Le théâtre (mais aussi le jardinage) aide à la prévention
L’art peut être une ressource puissante pour la santé publique. C’est la conclusion d’une étude publiée dans Médecine naturellequi a examiné près de 100 projets de recherche menés dans 27 pays pour évaluer comment les activités créatives et culturelles peuvent contribuer à prévenir certaines des principales causes de décès. Les résultats indiquent que les programmes artistiques (par exemple, une pièce de théâtre sur une alimentation saine, un groupe de danse favorisant l’activité physique ou un projet de jardinage favorisant les relations sociales) peuvent rendre les messages de santé plus engageants, plus mémorables et plus pertinents dans la vie des gens. «Les campagnes de promotion de la santé ont souvent du mal à impliquer les gens sur le long terme. Mais lorsqu’elles sont liées à une expérience collective, agréable et créative, les chances que les gens participent et continuent à s’engager augmentent », soulignent les auteurs.
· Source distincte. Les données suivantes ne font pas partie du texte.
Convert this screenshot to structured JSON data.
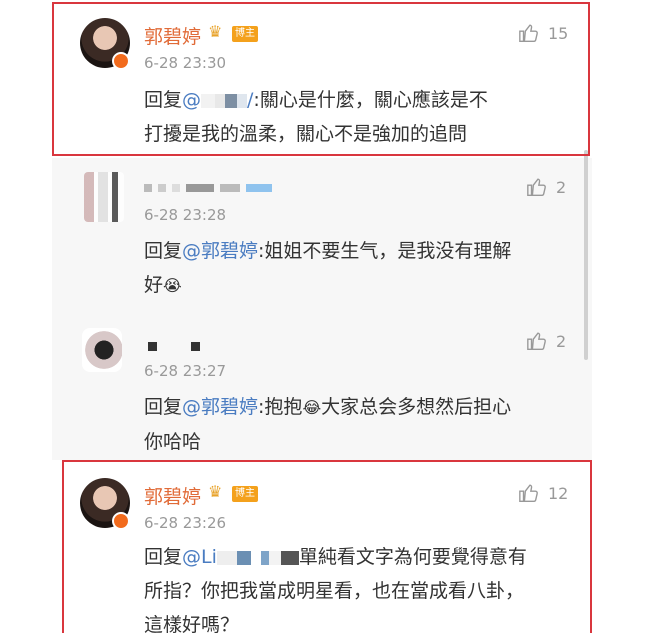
{
  "comments": [
    {
      "name": "郭碧婷",
      "badge": "博主",
      "time": "6-28 23:30",
      "reply_prefix": "回复",
      "mention": "@",
      "mention_tail": "/",
      "body_line1": ":關心是什麼，關心應該是不",
      "body_line2": "打擾是我的溫柔，關心不是強加的追問",
      "likes": "15"
    },
    {
      "time": "6-28 23:28",
      "reply_prefix": "回复",
      "mention": "@郭碧婷",
      "body_line1": ":姐姐不要生气，是我没有理解",
      "body_line2": "好",
      "likes": "2"
    },
    {
      "time": "6-28 23:27",
      "reply_prefix": "回复",
      "mention": "@郭碧婷",
      "body_line1": ":抱抱",
      "body_line1b": "大家总会多想然后担心",
      "body_line2": "你哈哈",
      "likes": "2"
    },
    {
      "name": "郭碧婷",
      "badge": "博主",
      "time": "6-28 23:26",
      "reply_prefix": "回复",
      "mention": "@Li",
      "body_line1": "單純看文字為何要覺得意有",
      "body_line2": "所指？你把我當成明星看，也在當成看八卦，",
      "body_line3": "這樣好嗎？",
      "likes": "12"
    }
  ],
  "icons": {
    "like": "thumbs-up-icon",
    "crown": "crown-icon",
    "vip": "verified-icon",
    "emoji_crying": "crying-emoji-icon",
    "emoji_laugh": "laughing-emoji-icon"
  },
  "colors": {
    "name": "#e16b38",
    "mention": "#4a7cc1",
    "highlight_border": "#d9363e",
    "meta": "#999999"
  }
}
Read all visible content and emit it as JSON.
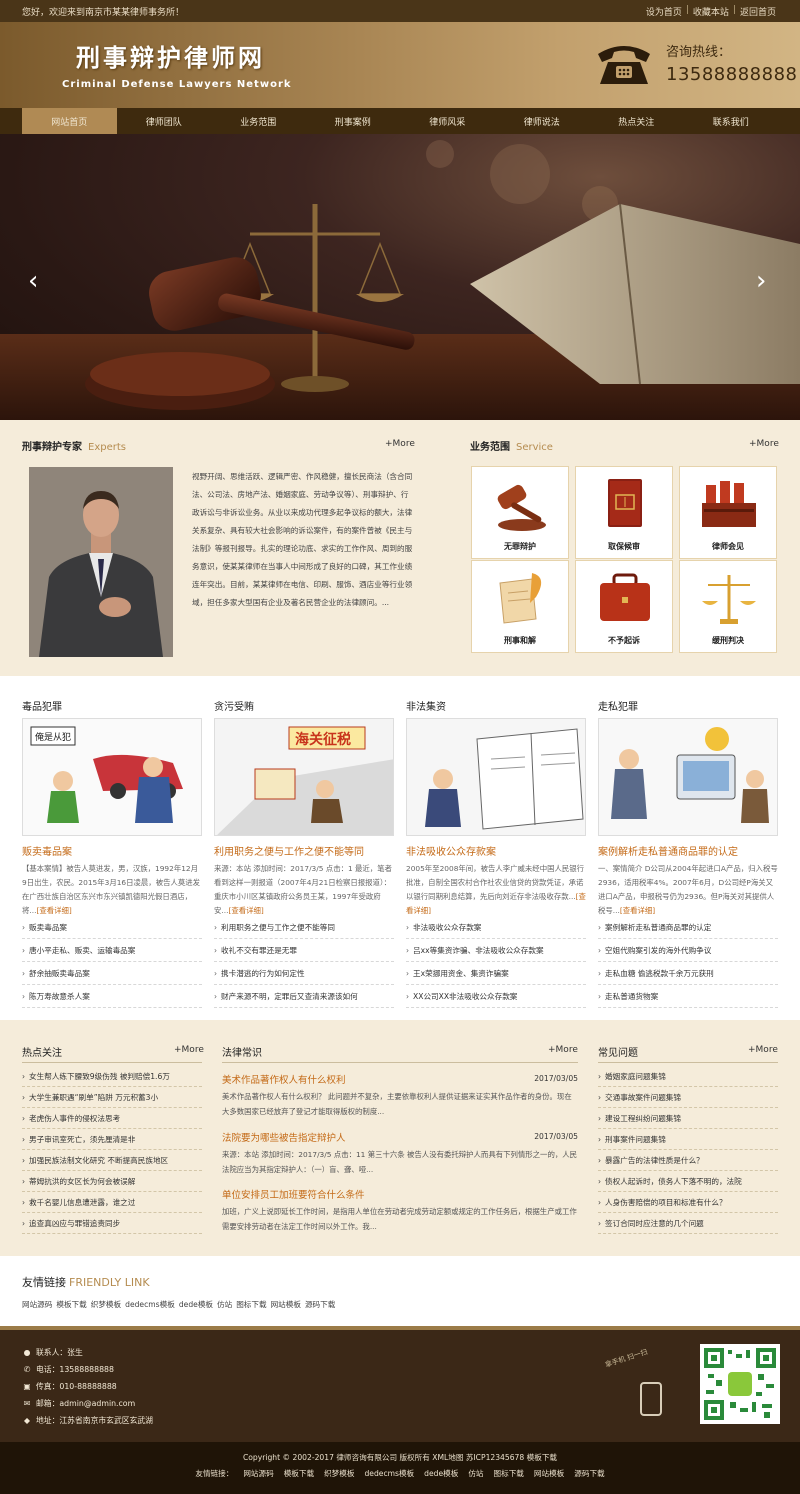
{
  "topbar": {
    "welcome": "您好，欢迎来到南京市某某律师事务所！",
    "links": [
      "设为首页",
      "收藏本站",
      "返回首页"
    ]
  },
  "header": {
    "logo_cn": "刑事辩护律师网",
    "logo_en": "Criminal Defense Lawyers Network",
    "hotline_label": "咨询热线：",
    "hotline_number": "13588888888"
  },
  "nav": [
    "网站首页",
    "律师团队",
    "业务范围",
    "刑事案例",
    "律师风采",
    "律师说法",
    "热点关注",
    "联系我们"
  ],
  "banner": {
    "prev": "‹",
    "next": "›"
  },
  "experts": {
    "title": "刑事辩护专家",
    "title_en": "Experts",
    "more": "+More",
    "text": "视野开阔、思维活跃、逻辑严密、作风稳健，擅长民商法（含合同法、公司法、房地产法、婚姻家庭、劳动争议等）、刑事辩护、行政诉讼与非诉讼业务。从业以来成功代理多起争议标的额大，法律关系复杂、具有较大社会影响的诉讼案件，有的案件曾被《民主与法制》等报刊报导。扎实的理论功底、求实的工作作风、周到的服务意识，使某某律师在当事人中间形成了良好的口碑，其工作业绩连年突出。目前，某某律师在电信、印刷、服饰、酒店业等行业领域，担任多家大型国有企业及著名民营企业的法律顾问。..."
  },
  "service": {
    "title": "业务范围",
    "title_en": "Service",
    "more": "+More",
    "items": [
      "无罪辩护",
      "取保候审",
      "律师会见",
      "刑事和解",
      "不予起诉",
      "缓刑判决"
    ]
  },
  "cases": [
    {
      "category": "毒品犯罪",
      "headline": "贩卖毒品案",
      "desc": "【基本案情】被告人莫进发，男，汉族，1992年12月9日出生，农民。2015年3月16日凌晨，被告人莫进发在广西壮族自治区东兴市东兴镇凯德阳光假日酒店，将...",
      "read_more": "[查看详细]",
      "list": [
        "贩卖毒品案",
        "唐小平走私、贩卖、运输毒品案",
        "舒余抽贩卖毒品案",
        "陈万寿故意杀人案"
      ]
    },
    {
      "category": "贪污受贿",
      "headline": "利用职务之便与工作之便不能等同",
      "desc": "来源：本站 添加时间：2017/3/5 点击：1 最近，笔者看到这样一则报道（2007年4月21日检察日报报道）：重庆市小川区某镇政府公务员王某，1997年受政府安...",
      "read_more": "[查看详细]",
      "list": [
        "利用职务之便与工作之便不能等同",
        "收礼不交有罪还是无罪",
        "携卡潜逃的行为如何定性",
        "财产来源不明，定罪后又查清来源该如何"
      ]
    },
    {
      "category": "非法集资",
      "headline": "非法吸收公众存款案",
      "desc": "2005年至2008年间，被告人李广威未经中国人民银行批准，自制全国农村合作社农业信贷的贷款凭证，承诺以银行同期利息结算，先后向刘近存非法吸收存款...",
      "read_more": "[查看详细]",
      "list": [
        "非法吸收公众存款案",
        "吕xx等集资诈骗、非法吸收公众存款案",
        "王x荣挪用资金、集资诈骗案",
        "XX公司XX非法吸收公众存款案"
      ]
    },
    {
      "category": "走私犯罪",
      "headline": "案例解析走私普通商品罪的认定",
      "desc": "一、案情简介 D公司从2004年起进口A产品，归入税号2936，适用税率4%。2007年6月，D公司经P海关又进口A产品，申报税号仍为2936。但P海关对其提供人税号...",
      "read_more": "[查看详细]",
      "list": [
        "案例解析走私普通商品罪的认定",
        "空姐代购案引发的海外代购争议",
        "走私血糖 偷逃税款千余万元获刑",
        "走私普通货物案"
      ]
    }
  ],
  "hot": {
    "title": "热点关注",
    "more": "+More",
    "items": [
      "女生帮人练下腰致9级伤残 被判赔偿1.6万",
      "大学生兼职遇“刷单”陷阱 万元积蓄3小",
      "老虎伤人事件的侵权法思考",
      "男子审讯室死亡，须先厘清是非",
      "加强民族法制文化研究 不断提高民族地区",
      "蒂姆抗洪的女区长为何会被误解",
      "救千名婴儿信息遭泄露，谁之过",
      "追查真凶应与罪错追责同步"
    ]
  },
  "law": {
    "title": "法律常识",
    "more": "+More",
    "articles": [
      {
        "title": "美术作品著作权人有什么权利",
        "date": "2017/03/05",
        "text": "美术作品著作权人有什么权利？ 此问题并不复杂，主要依靠权利人提供证据来证实其作品作者的身份。现在大多数国家已经放弃了登记才能取得版权的制度..."
      },
      {
        "title": "法院要为哪些被告指定辩护人",
        "date": "2017/03/05",
        "text": "来源：本站 添加时间：2017/3/5 点击：11 第三十六条 被告人没有委托辩护人而具有下列情形之一的，人民法院应当为其指定辩护人：（一）盲、聋、哑..."
      },
      {
        "title": "单位安排员工加班要符合什么条件",
        "date": "2017/03/05",
        "text": "加班，广义上说即延长工作时间，是指用人单位在劳动者完成劳动定额或规定的工作任务后，根据生产或工作需要安排劳动者在法定工作时间以外工作。我..."
      }
    ]
  },
  "faq": {
    "title": "常见问题",
    "more": "+More",
    "items": [
      "婚姻家庭问题集锦",
      "交通事故案件问题集锦",
      "建设工程纠纷问题集锦",
      "刑事案件问题集锦",
      "暴露广告的法律性质是什么？",
      "债权人起诉时，债务人下落不明的，法院",
      "人身伤害赔偿的项目和标准有什么？",
      "签订合同时应注意的几个问题"
    ]
  },
  "friendly": {
    "title": "友情链接",
    "title_en": "FRIENDLY LINK",
    "links": [
      "网站源码",
      "模板下载",
      "织梦模板",
      "dedecms模板",
      "dede模板",
      "仿站",
      "图标下载",
      "网站模板",
      "源码下载"
    ]
  },
  "contact": {
    "person": "联系人：张生",
    "phone": "电话：13588888888",
    "fax": "传真：010-88888888",
    "email": "邮箱：admin@admin.com",
    "address": "地址：江苏省南京市玄武区玄武湖",
    "mobile_text": "拿手机 扫一扫"
  },
  "bottom": {
    "copyright": "Copyright © 2002-2017 律师咨询有限公司 版权所有 XML地图 苏ICP12345678 模板下载",
    "links_label": "友情链接：",
    "links": [
      "网站源码",
      "模板下载",
      "织梦模板",
      "dedecms模板",
      "dede模板",
      "仿站",
      "图标下载",
      "网站模板",
      "源码下载"
    ]
  },
  "colors": {
    "brand_dark": "#3e2a0e",
    "accent_orange": "#c46a17",
    "gold": "#b08a54",
    "cream": "#f5ecda"
  }
}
Culture thérapeutique : un million d’euros par an de l’État
Le 5 février dernier, un protocole d’accord signé par le ministère de la Culture et le ministère de la Santé concernant la prescription de l’art comme traitement a été ratifié lors de la Conférence État-Régions. Un tableau technique a été établi pour fournir des données sans ambiguïté «sur l’efficacité de la jouissance de la beauté et de la prescription sociale (culturelle) également en Italie, à commencer par l’implication des personnes souffrant de pathologies telles que les pathologies neurodégénératives ou qui souffrent d’états dépressifs». Le budget 2026 a prévu un Fonds pour la culture thérapeutique et l’assistance sociale d’un million d’euros par an « pour soutenir les autorités locales et du tiers secteur, les associations, les fondations et les organisations de la société civile, qui rendent accessibles les arts du spectacle et le patrimoine culturel en tant qu’outils thérapeutiques pour apporter un soulagement aux personnes handicapées ou en situation de marginalisation sociale et à leurs familles ».